Aren't character sets lovely?

···

On Fri, 2004-06-11 at 09:20 +0900, Aaron Schrab wrote:

At 02:19 +0900 11 Jun 2004, Aredridel <aredridel@nbtsc.org> wrote:
> If you speak English and the smart quotes are one byte, then iso-8859-1
> is for you. If they're two bytes, then UTF-8 is the character set that's

This is wrong. ISO-8859-1 doesn't include smart quotes. You're likely
using the windows-1252 character set (aka cp1252), a Microsoft extension
of ISO-8859-1 that much of their software likes to claim is the actual
standard character set. Please accurately label the character set that
is used following the standards.

Hm - I'm referring specifically to the characters that MSWord inserts,
then (since I keep getting them in my email, and have to convert them to
pure ascii).

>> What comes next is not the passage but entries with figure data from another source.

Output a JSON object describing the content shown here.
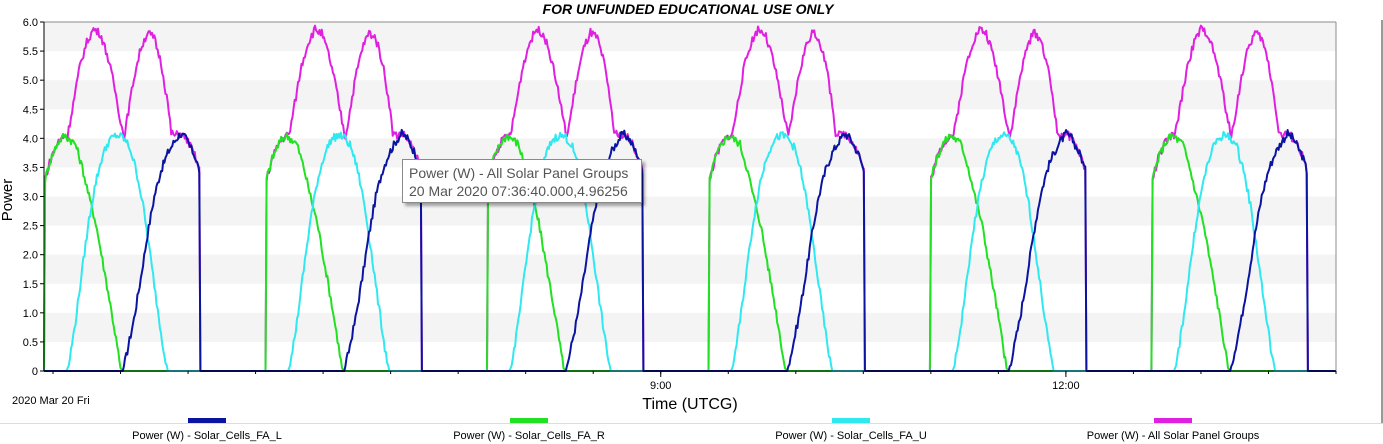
{
  "chart_data": {
    "type": "line",
    "title": "FOR UNFUNDED EDUCATIONAL USE ONLY",
    "xlabel": "Time (UTCG)",
    "ylabel": "Power",
    "date_label": "2020 Mar 20 Fri",
    "ylim": [
      0,
      6.0
    ],
    "xlim": [
      "2020-03-20 04:26",
      "2020-03-20 14:00"
    ],
    "yticks": [
      "0",
      "0.5",
      "1.0",
      "1.5",
      "2.0",
      "2.5",
      "3.0",
      "3.5",
      "4.0",
      "4.5",
      "5.0",
      "5.5",
      "6.0"
    ],
    "xticks": [
      {
        "time": "2020-03-20 09:00",
        "label": "9:00"
      },
      {
        "time": "2020-03-20 12:00",
        "label": "12:00"
      }
    ],
    "grid": "horizontal-bands",
    "legend_position": "bottom",
    "orbit_period_min": 98.4,
    "series": [
      {
        "name": "Power (W) - Solar_Cells_FA_L",
        "color": "#0a14a0",
        "points": [
          {
            "t_min": 0.0,
            "y": 0.0
          },
          {
            "t_min": 35.0,
            "y": 0.0
          },
          {
            "t_min": 36.5,
            "y": 0.25
          },
          {
            "t_min": 40.0,
            "y": 0.9
          },
          {
            "t_min": 43.0,
            "y": 1.6
          },
          {
            "t_min": 46.0,
            "y": 2.35
          },
          {
            "t_min": 49.0,
            "y": 3.0
          },
          {
            "t_min": 52.0,
            "y": 3.45
          },
          {
            "t_min": 55.0,
            "y": 3.75
          },
          {
            "t_min": 58.0,
            "y": 3.95
          },
          {
            "t_min": 60.5,
            "y": 4.08
          },
          {
            "t_min": 63.0,
            "y": 4.0
          },
          {
            "t_min": 65.0,
            "y": 3.85
          },
          {
            "t_min": 67.0,
            "y": 3.7
          },
          {
            "t_min": 69.0,
            "y": 3.45
          },
          {
            "t_min": 69.5,
            "y": 0.0
          },
          {
            "t_min": 98.4,
            "y": 0.0
          }
        ]
      },
      {
        "name": "Power (W) - Solar_Cells_FA_R",
        "color": "#22e022",
        "points": [
          {
            "t_min": 0.0,
            "y": 0.0
          },
          {
            "t_min": 0.5,
            "y": 3.3
          },
          {
            "t_min": 3.0,
            "y": 3.65
          },
          {
            "t_min": 6.0,
            "y": 3.92
          },
          {
            "t_min": 9.0,
            "y": 4.05
          },
          {
            "t_min": 11.0,
            "y": 4.0
          },
          {
            "t_min": 14.0,
            "y": 3.9
          },
          {
            "t_min": 17.0,
            "y": 3.5
          },
          {
            "t_min": 20.0,
            "y": 3.0
          },
          {
            "t_min": 23.0,
            "y": 2.55
          },
          {
            "t_min": 26.0,
            "y": 1.9
          },
          {
            "t_min": 29.0,
            "y": 1.25
          },
          {
            "t_min": 32.0,
            "y": 0.55
          },
          {
            "t_min": 34.0,
            "y": 0.05
          },
          {
            "t_min": 35.0,
            "y": 0.0
          },
          {
            "t_min": 98.4,
            "y": 0.0
          }
        ]
      },
      {
        "name": "Power (W) - Solar_Cells_FA_U",
        "color": "#30e8f0",
        "points": [
          {
            "t_min": 0.0,
            "y": 0.0
          },
          {
            "t_min": 10.0,
            "y": 0.0
          },
          {
            "t_min": 11.0,
            "y": 0.1
          },
          {
            "t_min": 14.0,
            "y": 0.85
          },
          {
            "t_min": 17.0,
            "y": 1.75
          },
          {
            "t_min": 20.0,
            "y": 2.6
          },
          {
            "t_min": 23.0,
            "y": 3.25
          },
          {
            "t_min": 26.0,
            "y": 3.7
          },
          {
            "t_min": 29.0,
            "y": 3.97
          },
          {
            "t_min": 32.0,
            "y": 4.05
          },
          {
            "t_min": 35.0,
            "y": 4.02
          },
          {
            "t_min": 38.0,
            "y": 3.85
          },
          {
            "t_min": 41.0,
            "y": 3.45
          },
          {
            "t_min": 44.0,
            "y": 2.85
          },
          {
            "t_min": 47.0,
            "y": 2.05
          },
          {
            "t_min": 50.0,
            "y": 1.2
          },
          {
            "t_min": 53.0,
            "y": 0.4
          },
          {
            "t_min": 55.0,
            "y": 0.0
          },
          {
            "t_min": 98.4,
            "y": 0.0
          }
        ]
      },
      {
        "name": "Power (W) - All Solar Panel Groups",
        "color": "#e020e0",
        "points": [
          {
            "t_min": 0.0,
            "y": 0.0
          },
          {
            "t_min": 0.5,
            "y": 3.3
          },
          {
            "t_min": 3.0,
            "y": 3.65
          },
          {
            "t_min": 6.0,
            "y": 3.92
          },
          {
            "t_min": 9.0,
            "y": 4.05
          },
          {
            "t_min": 10.5,
            "y": 4.05
          },
          {
            "t_min": 13.0,
            "y": 4.6
          },
          {
            "t_min": 16.0,
            "y": 5.25
          },
          {
            "t_min": 19.0,
            "y": 5.65
          },
          {
            "t_min": 22.0,
            "y": 5.88
          },
          {
            "t_min": 25.0,
            "y": 5.8
          },
          {
            "t_min": 28.0,
            "y": 5.45
          },
          {
            "t_min": 31.0,
            "y": 4.95
          },
          {
            "t_min": 34.0,
            "y": 4.3
          },
          {
            "t_min": 35.5,
            "y": 4.02
          },
          {
            "t_min": 37.0,
            "y": 4.35
          },
          {
            "t_min": 40.0,
            "y": 5.05
          },
          {
            "t_min": 43.0,
            "y": 5.55
          },
          {
            "t_min": 46.0,
            "y": 5.82
          },
          {
            "t_min": 49.0,
            "y": 5.72
          },
          {
            "t_min": 52.0,
            "y": 5.3
          },
          {
            "t_min": 55.0,
            "y": 4.6
          },
          {
            "t_min": 56.5,
            "y": 4.1
          },
          {
            "t_min": 58.0,
            "y": 4.05
          },
          {
            "t_min": 61.0,
            "y": 4.08
          },
          {
            "t_min": 64.0,
            "y": 3.95
          },
          {
            "t_min": 67.0,
            "y": 3.7
          },
          {
            "t_min": 69.0,
            "y": 3.45
          },
          {
            "t_min": 69.5,
            "y": 0.0
          },
          {
            "t_min": 98.4,
            "y": 0.0
          }
        ]
      }
    ],
    "tooltip": {
      "line1": "Power (W) - All Solar Panel Groups",
      "line2": "20 Mar 2020 07:36:40.000,4.96256"
    },
    "colors": {
      "band": "#f4f4f4",
      "axis": "#000000",
      "frame": "#8c8c8c"
    }
  }
}
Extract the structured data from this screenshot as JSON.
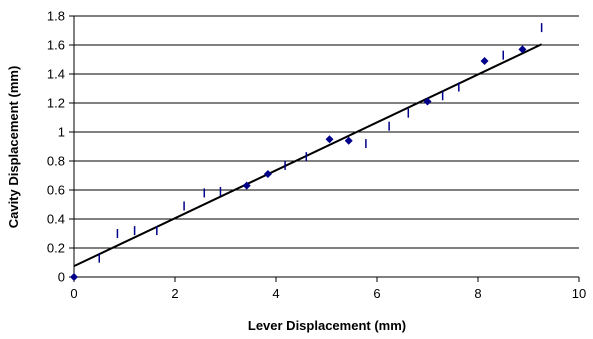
{
  "chart_data": {
    "type": "scatter",
    "title": "",
    "xlabel": "Lever Displacement (mm)",
    "ylabel": "Cavity Displacement (mm)",
    "xlim": [
      0,
      10
    ],
    "ylim": [
      0,
      1.8
    ],
    "x_ticks": [
      0,
      2,
      4,
      6,
      8,
      10
    ],
    "y_ticks": [
      0,
      0.2,
      0.4,
      0.6,
      0.8,
      1,
      1.2,
      1.4,
      1.6,
      1.8
    ],
    "x_tick_labels": [
      "0",
      "2",
      "4",
      "6",
      "8",
      "10"
    ],
    "y_tick_labels": [
      "0",
      "0.2",
      "0.4",
      "0.6",
      "0.8",
      "1",
      "1.2",
      "1.4",
      "1.6",
      "1.8"
    ],
    "grid": {
      "horizontal": true,
      "vertical": false
    },
    "series": [
      {
        "marker": "diamond",
        "color": "#00008B",
        "x": [
          0.0,
          3.42,
          3.84,
          5.06,
          5.44,
          7.0,
          8.13,
          8.88
        ],
        "y": [
          0.0,
          0.63,
          0.71,
          0.95,
          0.94,
          1.21,
          1.49,
          1.57
        ]
      },
      {
        "marker": "vertical-bar",
        "color": "#00008B",
        "x": [
          0.5,
          0.86,
          1.2,
          1.64,
          2.18,
          2.58,
          2.9,
          4.18,
          4.6,
          5.78,
          6.24,
          6.62,
          7.3,
          7.62,
          8.5,
          9.26
        ],
        "y": [
          0.13,
          0.3,
          0.32,
          0.32,
          0.49,
          0.58,
          0.59,
          0.77,
          0.83,
          0.92,
          1.04,
          1.13,
          1.25,
          1.31,
          1.53,
          1.72
        ]
      }
    ],
    "trendline": {
      "x": [
        0,
        9.26
      ],
      "y": [
        0.075,
        1.605
      ],
      "color": "#000000"
    }
  }
}
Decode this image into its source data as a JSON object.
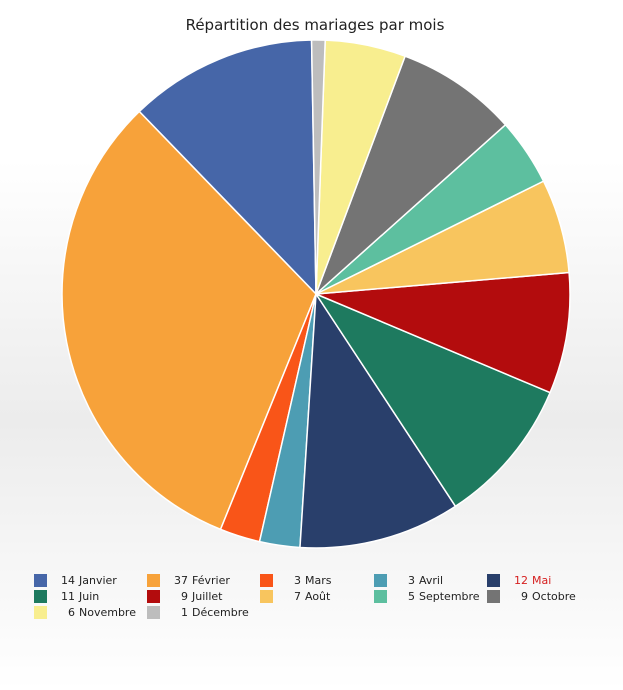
{
  "chart_data": {
    "type": "pie",
    "title": "Répartition des mariages par mois",
    "series": [
      {
        "label": "Janvier",
        "value": 14,
        "color": "#4666a8"
      },
      {
        "label": "Février",
        "value": 37,
        "color": "#f7a23a"
      },
      {
        "label": "Mars",
        "value": 3,
        "color": "#f95518"
      },
      {
        "label": "Avril",
        "value": 3,
        "color": "#4d9db3"
      },
      {
        "label": "Mai",
        "value": 12,
        "color": "#293f6b",
        "highlight": true
      },
      {
        "label": "Juin",
        "value": 11,
        "color": "#1e7a5f"
      },
      {
        "label": "Juillet",
        "value": 9,
        "color": "#b30c0d"
      },
      {
        "label": "Août",
        "value": 7,
        "color": "#f8c55e"
      },
      {
        "label": "Septembre",
        "value": 5,
        "color": "#5dbf9f"
      },
      {
        "label": "Octobre",
        "value": 9,
        "color": "#747474"
      },
      {
        "label": "Novembre",
        "value": 6,
        "color": "#f8ee8f"
      },
      {
        "label": "Décembre",
        "value": 1,
        "color": "#bdbdbd"
      }
    ],
    "start_angle_deg": 91,
    "direction": "counterclockwise",
    "legend_position": "bottom"
  }
}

I blame Outlook's use of Word(!) as a mail editor.

martin

···

Robert Klemme <bob.news@gmx.net> wrote:

Can we please stop writing "smart quotes" when we in fact mean "matching
quotes" or "opening and closing quotes"? IMHO smart quotes do not denote
certain characters but a feature of software, namely that the software
inserts matching opening and closing quotes of the user's language
convention whenever the user enters double / single quotes.

From this it's immediately clear that there is no single pair of "smart
quotes" but a whole bunch of different character pairs that are inserted
whenever certain pieces of software think they should replace other quotes
entered by the user.